Appeasement doesn’t work with these plants. I recently added a concrete ramp to exit the back porch. I am not sure why Mr. Anderson didn’t have stairs; maybe he had wooden ones that rotted in Houston’s humidity. The work crew asked if they could remove some plants to install the ramp. I said, “Yes! Get rid of them all!” The plants are back. Not the small shrub or the misplaced flowers, but the relentless ones. The horde. The invaders.
The other half of their army is on the front side of the house. There, they expand along the sidewalk, through the flower beds parallel to the front porch, and around the corner, rubbing against the bay window in the guest room. I spent two days last spring reclaiming an area along the front sidewalk. I pulled out the invaders and planted restrained, beautiful plants. Did it work? Nope. In less than four months the determined plants had reclaimed the ground and were spiraling up toward the oak trees.
These are unattractive plants. They don’t have the cannas’ exotic flowers, the roses’ wafting aroma, the ferns’ delicate fronds, or the azaleas’ astounding pops of color. They’re not graceful with the soothing, almost lyrical, quality of the altheas. Nor are they stately with a crown of blooms in pink or red or purple like the crepe myrtle—and, in the case of one crepe myrtle near the front gate, yellow. (Mr. Anderson outdid himself to find a yellow crepe myrtle.) No, these are ugly plants. And lanky—their inelegant leaves stick awkwardly out of spindly stalks and reach up over six feet.
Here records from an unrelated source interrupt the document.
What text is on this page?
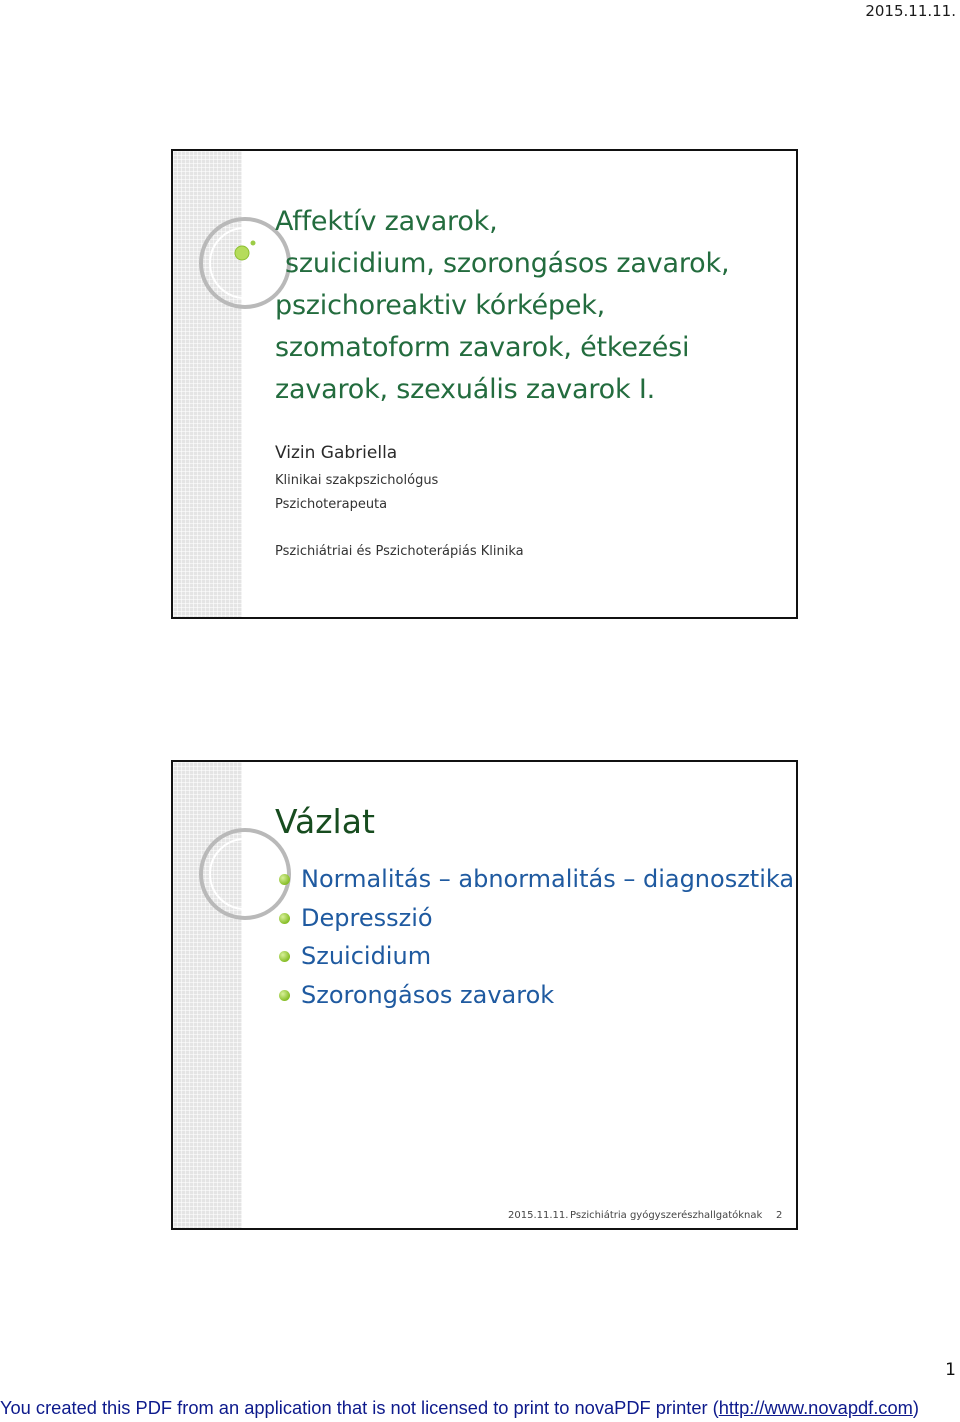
2015.11.11.
Affektív zavarok,
szuicidium, szorongásos zavarok,
pszichoreaktiv kórképek,
szomatoform zavarok, étkezési
zavarok, szexuális zavarok I.
Vizin Gabriella
Klinikai szakpszichológus
Pszichoterapeuta
Pszichiátriai és Pszichoterápiás Klinika
Vázlat
Normalitás – abnormalitás – diagnosztika
Depresszió
Szuicidium
Szorongásos zavarok
2015.11.11. Pszichiátria gyógyszerészhallgatóknak 2
1
You created this PDF from an application that is not licensed to print to novaPDF printer (http://www.novapdf.com)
Except when they bloom. But even those are a lot to take in—half balls of pink blossoms larger than your fist. They remind me of those pink Hostess treats we ate as kids. You remember them? Those half domes of sticky sweetness were sugar infusions my mother didn’t encourage but my grandfather would buy for me anyway. Instead of a profusion of sugar, these are a profusion of pink blossoms, a visual onslaught of plant profundity.
But here’s the thing. The rosy buds do attract birds, bees and butterflies. They welcome them just outside the thin veil of my screened porch. Tiger swallowtail butterflies swoop close, their five- or six-inch wingspans broader than those of the tiny finches and chickadees that frequent my bird feeders. Large, fat bumblebees visit, buzzing louder than honeybees. And the most intriguing visitors of all—hummingbirds! Hummingbirds dart among the tall plants so fast that at first I questioned what I was seeing.
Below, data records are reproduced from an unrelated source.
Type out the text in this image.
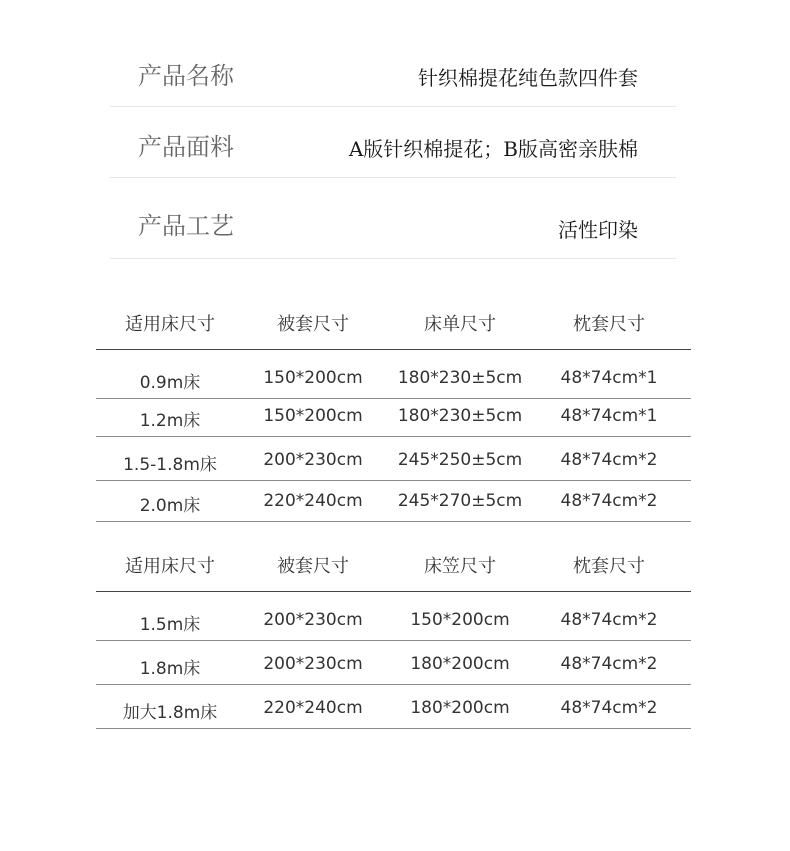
产品名称	针织棉提花纯色款四件套
产品面料	A版针织棉提花；B版高密亲肤棉
产品工艺	活性印染
适用床尺寸	被套尺寸	床单尺寸	枕套尺寸
0.9m床	150*200cm	180*230±5cm	48*74cm*1
1.2m床	150*200cm	180*230±5cm	48*74cm*1
1.5-1.8m床	200*230cm	245*250±5cm	48*74cm*2
2.0m床	220*240cm	245*270±5cm	48*74cm*2
适用床尺寸	被套尺寸	床笠尺寸	枕套尺寸
1.5m床	200*230cm	150*200cm	48*74cm*2
1.8m床	200*230cm	180*200cm	48*74cm*2
加大1.8m床	220*240cm	180*200cm	48*74cm*2
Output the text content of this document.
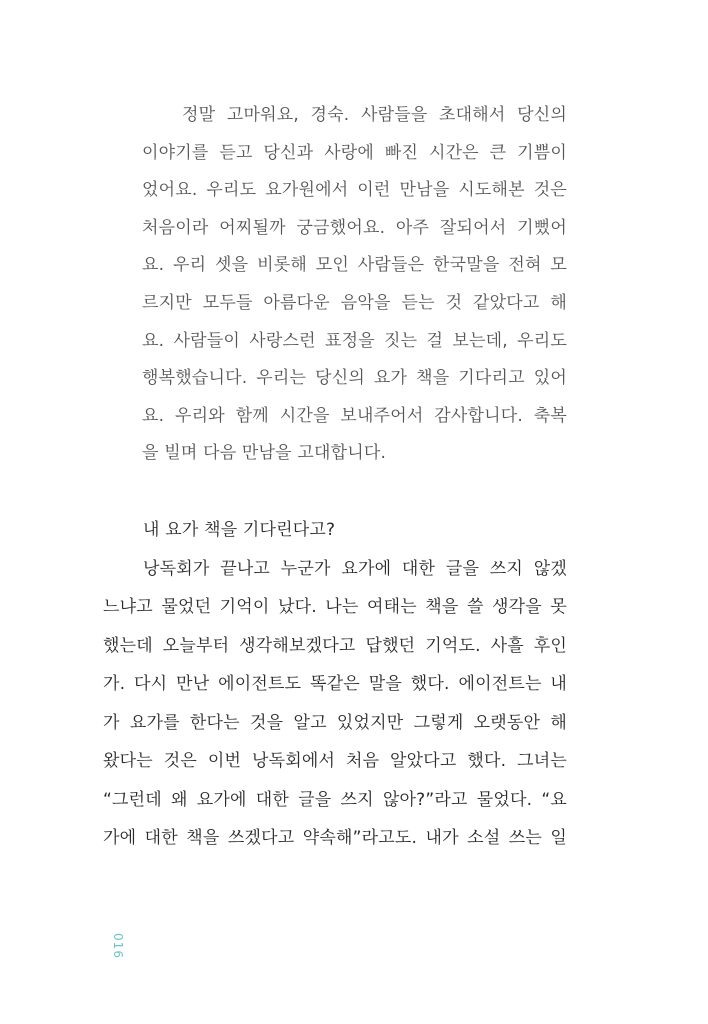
정말 고마워요, 경숙. 사람들을 초대해서 당신의
이야기를 듣고 당신과 사랑에 빠진 시간은 큰 기쁨이
었어요. 우리도 요가원에서 이런 만남을 시도해본 것은
처음이라 어찌될까 궁금했어요. 아주 잘되어서 기뻤어
요. 우리 셋을 비롯해 모인 사람들은 한국말을 전혀 모
르지만 모두들 아름다운 음악을 듣는 것 같았다고 해
요. 사람들이 사랑스런 표정을 짓는 걸 보는데, 우리도
행복했습니다. 우리는 당신의 요가 책을 기다리고 있어
요. 우리와 함께 시간을 보내주어서 감사합니다. 축복
을 빌며 다음 만남을 고대합니다.
내 요가 책을 기다린다고?
낭독회가 끝나고 누군가 요가에 대한 글을 쓰지 않겠
느냐고 물었던 기억이 났다. 나는 여태는 책을 쓸 생각을 못
했는데 오늘부터 생각해보겠다고 답했던 기억도. 사흘 후인
가. 다시 만난 에이전트도 똑같은 말을 했다. 에이전트는 내
가 요가를 한다는 것을 알고 있었지만 그렇게 오랫동안 해
왔다는 것은 이번 낭독회에서 처음 알았다고 했다. 그녀는
“그런데 왜 요가에 대한 글을 쓰지 않아?”라고 물었다. “요
가에 대한 책을 쓰겠다고 약속해”라고도. 내가 소설 쓰는 일
016
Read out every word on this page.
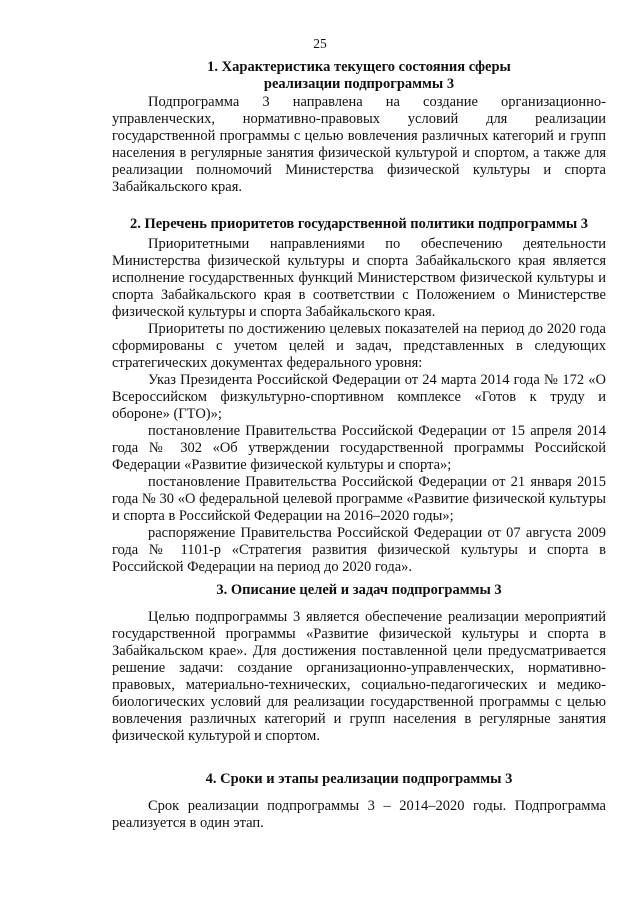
25
1. Характеристика текущего состояния сферы
реализации подпрограммы 3

Подпрограмма 3 направлена на создание организационно-управленческих, нормативно-правовых условий для реализации государственной программы с целью вовлечения различных категорий и групп населения в регулярные занятия физической культурой и спортом, а также для реализации полномочий Министерства физической культуры и спорта Забайкальского края.

2. Перечень приоритетов государственной политики подпрограммы 3

Приоритетными направлениями по обеспечению деятельности Министерства физической культуры и спорта Забайкальского края является исполнение государственных функций Министерством физической культуры и спорта Забайкальского края в соответствии с Положением о Министерстве физической культуры и спорта Забайкальского края.

Приоритеты по достижению целевых показателей на период до 2020 года сформированы с учетом целей и задач, представленных в следующих стратегических документах федерального уровня:

Указ Президента Российской Федерации от 24 марта 2014 года № 172 «О Всероссийском физкультурно-спортивном комплексе «Готов к труду и обороне» (ГТО)»;

постановление Правительства Российской Федерации от 15 апреля 2014 года № 302 «Об утверждении государственной программы Российской Федерации «Развитие физической культуры и спорта»;

постановление Правительства Российской Федерации от 21 января 2015 года № 30 «О федеральной целевой программе «Развитие физической культуры и спорта в Российской Федерации на 2016–2020 годы»;

распоряжение Правительства Российской Федерации от 07 августа 2009 года № 1101-р «Стратегия развития физической культуры и спорта в Российской Федерации на период до 2020 года».

3. Описание целей и задач подпрограммы 3

Целью подпрограммы 3 является обеспечение реализации мероприятий государственной программы «Развитие физической культуры и спорта в Забайкальском крае». Для достижения поставленной цели предусматривается решение задачи: создание организационно-управленческих, нормативно-правовых, материально-технических, социально-педагогических и медико-биологических условий для реализации государственной программы с целью вовлечения различных категорий и групп населения в регулярные занятия физической культурой и спортом.

4. Сроки и этапы реализации подпрограммы 3

Срок реализации подпрограммы 3 – 2014–2020 годы. Подпрограмма реализуется в один этап.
Hummingbirds now visit regularly. Two years ago, I set out a hummingbird feeder, but they didn’t come. Not a one. Now when the field of pink fades in late July, I hang a hummingbird feeder in that spot, and hummers come and come. One in particular zips down from the large oak in the backyard to feed a foot outside the screen, three or four feet from me and my morning coffee. All because of the homely plants.
They say love is a choice, you decide whether to love some-thing. They also say never name something you don’t want to keep. Never name a stray dog. Same with a scruff-eared tabby. Once you name it, it is yours. After the hummingbirds came, I looked up the domineering plants. They are Egyptian Star Flowers, Penta lanceolata. Mine are exponentially larger than they are supposed to be. They adapted so well to Mr. Anderson’s subtropical paradise that they morphed into Super Egyptian Stars.